March 6, 2024
Contact: Eric Stann, 573-882-3346, StannE@missouri.edu
Matthew Martens, interim provost and executive vice chancellor for academic affairs at the University of Missouri, and Steve Sowers, chief executive officer of Commerce Bank’s Missouri community markets, today awarded a 2024 William T. Kemper Fellowship for Teaching Excellence to Nicole Campione-Barr. Campione-Barr is a professor in the College of Arts and Science and serves as the director of undergraduate research in psychology and the Honors Capstone Program.
Cooper Drury, dean of the College of Arts and Science, joined other administrators surprising Campione-Barr by honoring her with the fellowship, which includes a $15,000 check. Kemper Fellowships are awarded to five outstanding teachers at the University of Missouri each year.
The William T. Kemper Fellowships for Teaching Excellence were established in 1991 with a $500,000 gift. Kemper, a 1926 MU graduate, was a well-known civic leader in Kansas City until his death in 1989. His 52-year career in banking included top positions at banks in Missouri, Kansas and Oklahoma. Commerce Bank manages the trust fund.
Nicole Campione-Barr biography
Nicole Campione-Barr, a professor of psychological sciences in the College of Arts and Science, inspires her students to be at their best in their fields and in their lives.
“Early in the development of a new skill, individuals seek a warm and supportive mentor or model to aid and scaffold their learning,” Campione-Barr said in her teaching philosophy statement. “With increasing competence and maturity in the skill, however, individuals must be allowed to gain increasing autonomy from their mentors in order to achieve independent success.”

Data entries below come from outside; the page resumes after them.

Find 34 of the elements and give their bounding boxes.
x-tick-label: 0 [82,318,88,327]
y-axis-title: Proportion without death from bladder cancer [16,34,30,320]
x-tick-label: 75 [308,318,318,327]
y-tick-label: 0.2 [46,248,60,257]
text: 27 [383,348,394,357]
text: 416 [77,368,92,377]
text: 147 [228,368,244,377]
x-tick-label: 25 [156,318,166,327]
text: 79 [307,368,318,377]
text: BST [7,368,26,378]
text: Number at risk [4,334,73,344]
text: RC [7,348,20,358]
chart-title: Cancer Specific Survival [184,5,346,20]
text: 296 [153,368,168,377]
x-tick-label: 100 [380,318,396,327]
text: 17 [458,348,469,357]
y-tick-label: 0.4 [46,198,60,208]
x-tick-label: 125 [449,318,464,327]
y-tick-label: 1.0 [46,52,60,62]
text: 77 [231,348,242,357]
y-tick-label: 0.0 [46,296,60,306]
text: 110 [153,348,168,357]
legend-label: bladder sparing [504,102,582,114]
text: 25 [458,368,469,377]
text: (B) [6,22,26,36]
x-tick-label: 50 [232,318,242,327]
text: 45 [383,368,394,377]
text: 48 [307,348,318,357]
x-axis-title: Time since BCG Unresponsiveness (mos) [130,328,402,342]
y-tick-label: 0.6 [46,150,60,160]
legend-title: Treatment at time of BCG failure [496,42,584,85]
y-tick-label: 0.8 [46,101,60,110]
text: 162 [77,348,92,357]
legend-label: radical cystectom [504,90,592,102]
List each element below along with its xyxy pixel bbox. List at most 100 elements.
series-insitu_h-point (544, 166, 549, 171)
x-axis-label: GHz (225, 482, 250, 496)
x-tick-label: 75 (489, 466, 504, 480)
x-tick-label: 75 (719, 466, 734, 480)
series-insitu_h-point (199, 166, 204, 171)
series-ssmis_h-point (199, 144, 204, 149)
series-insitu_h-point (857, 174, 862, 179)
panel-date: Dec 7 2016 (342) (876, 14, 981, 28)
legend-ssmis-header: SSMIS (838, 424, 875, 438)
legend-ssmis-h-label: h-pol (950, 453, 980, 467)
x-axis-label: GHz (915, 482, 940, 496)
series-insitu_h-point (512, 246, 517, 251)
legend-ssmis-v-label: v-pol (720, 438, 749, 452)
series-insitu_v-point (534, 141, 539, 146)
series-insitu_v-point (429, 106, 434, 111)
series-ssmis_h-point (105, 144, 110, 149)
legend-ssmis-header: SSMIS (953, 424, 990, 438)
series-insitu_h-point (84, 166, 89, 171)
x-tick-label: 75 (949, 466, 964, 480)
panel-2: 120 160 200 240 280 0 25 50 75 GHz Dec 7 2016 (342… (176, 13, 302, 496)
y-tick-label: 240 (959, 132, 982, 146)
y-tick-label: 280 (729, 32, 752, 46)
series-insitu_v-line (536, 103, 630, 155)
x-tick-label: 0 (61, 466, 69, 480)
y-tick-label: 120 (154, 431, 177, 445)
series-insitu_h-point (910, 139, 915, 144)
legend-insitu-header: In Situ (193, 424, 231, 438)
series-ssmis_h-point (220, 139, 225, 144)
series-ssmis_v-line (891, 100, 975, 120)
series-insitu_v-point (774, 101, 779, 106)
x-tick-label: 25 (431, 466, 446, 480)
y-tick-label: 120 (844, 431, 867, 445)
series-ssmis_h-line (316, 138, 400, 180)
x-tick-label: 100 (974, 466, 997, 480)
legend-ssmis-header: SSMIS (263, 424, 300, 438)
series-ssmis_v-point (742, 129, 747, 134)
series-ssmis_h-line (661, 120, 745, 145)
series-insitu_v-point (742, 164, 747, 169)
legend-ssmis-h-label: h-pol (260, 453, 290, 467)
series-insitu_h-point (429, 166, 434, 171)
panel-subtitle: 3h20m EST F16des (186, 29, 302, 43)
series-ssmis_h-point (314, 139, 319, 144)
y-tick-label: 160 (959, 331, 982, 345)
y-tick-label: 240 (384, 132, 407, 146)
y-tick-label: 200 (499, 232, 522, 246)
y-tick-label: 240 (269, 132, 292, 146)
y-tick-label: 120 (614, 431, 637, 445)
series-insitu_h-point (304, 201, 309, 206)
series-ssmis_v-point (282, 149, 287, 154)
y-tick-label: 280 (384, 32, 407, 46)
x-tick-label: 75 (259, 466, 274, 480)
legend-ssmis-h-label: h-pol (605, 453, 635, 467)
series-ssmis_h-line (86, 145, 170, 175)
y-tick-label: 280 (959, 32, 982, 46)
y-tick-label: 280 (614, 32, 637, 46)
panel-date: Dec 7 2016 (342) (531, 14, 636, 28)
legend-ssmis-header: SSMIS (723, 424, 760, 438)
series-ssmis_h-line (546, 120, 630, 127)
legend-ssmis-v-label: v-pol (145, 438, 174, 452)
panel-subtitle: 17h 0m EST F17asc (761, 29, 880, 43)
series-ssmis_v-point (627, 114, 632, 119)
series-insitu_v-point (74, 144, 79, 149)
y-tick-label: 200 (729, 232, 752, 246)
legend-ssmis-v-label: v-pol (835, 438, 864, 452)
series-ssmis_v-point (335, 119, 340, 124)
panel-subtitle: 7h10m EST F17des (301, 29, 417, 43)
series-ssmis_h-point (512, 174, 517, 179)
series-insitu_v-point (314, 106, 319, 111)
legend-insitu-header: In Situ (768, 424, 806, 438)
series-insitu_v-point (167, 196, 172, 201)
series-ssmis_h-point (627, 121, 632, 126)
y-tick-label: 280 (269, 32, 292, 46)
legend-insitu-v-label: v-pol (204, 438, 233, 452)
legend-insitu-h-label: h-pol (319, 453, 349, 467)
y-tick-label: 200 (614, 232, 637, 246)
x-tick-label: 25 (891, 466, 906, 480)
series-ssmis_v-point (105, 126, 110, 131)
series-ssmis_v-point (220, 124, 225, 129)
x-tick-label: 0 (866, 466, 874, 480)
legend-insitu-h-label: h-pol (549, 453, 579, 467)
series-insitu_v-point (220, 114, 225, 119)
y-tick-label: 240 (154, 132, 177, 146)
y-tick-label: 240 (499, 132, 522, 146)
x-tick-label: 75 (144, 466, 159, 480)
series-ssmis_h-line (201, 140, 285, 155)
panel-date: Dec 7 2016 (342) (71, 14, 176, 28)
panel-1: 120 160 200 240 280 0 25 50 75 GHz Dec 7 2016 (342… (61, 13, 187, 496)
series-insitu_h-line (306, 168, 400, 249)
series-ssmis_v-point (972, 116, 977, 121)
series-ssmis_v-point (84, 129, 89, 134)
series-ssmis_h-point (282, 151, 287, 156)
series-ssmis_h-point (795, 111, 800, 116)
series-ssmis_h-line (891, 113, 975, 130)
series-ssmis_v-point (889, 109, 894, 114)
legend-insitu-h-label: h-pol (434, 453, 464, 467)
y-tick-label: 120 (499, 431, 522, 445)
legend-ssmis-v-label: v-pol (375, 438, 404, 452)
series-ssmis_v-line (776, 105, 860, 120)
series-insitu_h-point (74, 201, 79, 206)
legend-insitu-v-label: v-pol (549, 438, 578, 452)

While some of her students might go on to be developmental scientists like herself, Campione-Barr acknowledges that many more will go on to be parents.
“Adults who are more knowledgeable about child development are more confident and competent parents, teachers and mentors,” Campione-Barr said.
Campione-Barr takes mentoring to heart, as evidenced by her teaching style with undergraduate students.
“Much of my most meaningful engagement with students has primarily occurred outside of the traditional classroom setting,” she said. “I have spent a significant portion of my academic effort on mentoring undergraduate students through the research process. I find that being able to work one-on-one with students in this way is extremely enriching; not only for the way I get to know these talented students, but also in the way that their enthusiasm sparks wonderful collaboration and new research ideas.”
Campione-Barr gives her graduate students more autonomy than her undergraduate students.
“It is necessary to give them more autonomy and control over their research process,” she said. “However, students early in their training still require more structure than those later in their training. I keep my graduate student numbers low at any given time to ensure that I can give them the individualized training and mentoring that they require at each stage of career development.”
Her approach to teaching and mentoring was apparent to Alice Guo, a fifth-year doctoral student whom Campione-Barr has mentored since Guo’s first year.
“Dr. Campione-Barr uses a scaffolding approach to mentoring both graduate and undergraduate students, which is highly effective in establishing foundational skills and fostering independent learning and growth,” Guo said in her nomination letter. “She provides greater support at the beginning, with more detailed feedback on papers and more explicit instructions for what articles to read. This kind of support was exactly what I and the other graduate students needed in our first year, so that we have a strong base of knowledge to build up our own programs of study.”
In a joint letter nominating Campione-Barr for the Kemper Award, her department chair Debora Bell and colleague Amanda Rose praised Campione-Barr for her teaching methods.
“In our collective decades of working in academia, we can honestly say that neither of us have met a more talented or dedicated mentor of undergraduate and graduate students than Dr. Campione-Barr,” said Bell and Rose.
Campione-Barr’s efforts have led her to being awarded the Department of Psychological Sciences’ Robert S. Daniel Junior Faculty Teaching Award and the David G. McDonald Contributions to Undergraduate Teaching Award. On a campus level, her activities outside of teaching have earned her such recognition as the MU Outstanding Undergraduate Research Mentor of the Year, TRIO Champion, Ann Covington Undergraduate Research Mentorship Award and the national award of Outstanding Mid-Career Undergraduate Research Mentor from the Council for Undergraduate Research.
Since her arrival on campus in 2006, Campione-Barr has consistently received high teaching evaluation ratings by her students across multiple sized courses, including large student lectures with more than 300 students, mid-sized courses with 75-100 students and smaller professional development-style courses and graduate level courses.
“Students report that Dr. Campione-Barr is a warm and engaging instructor who explains not only the material, but her rationale behind her methods of assessment, because she truly cares about what students are gaining from the course,” said Bell and Rose.
Campione-Barr received a Bachelor of Arts degree in psychology from MU in 1999. She also earned a master’s degree and a doctoral degree in philosophy from the University of Rochester in 2006.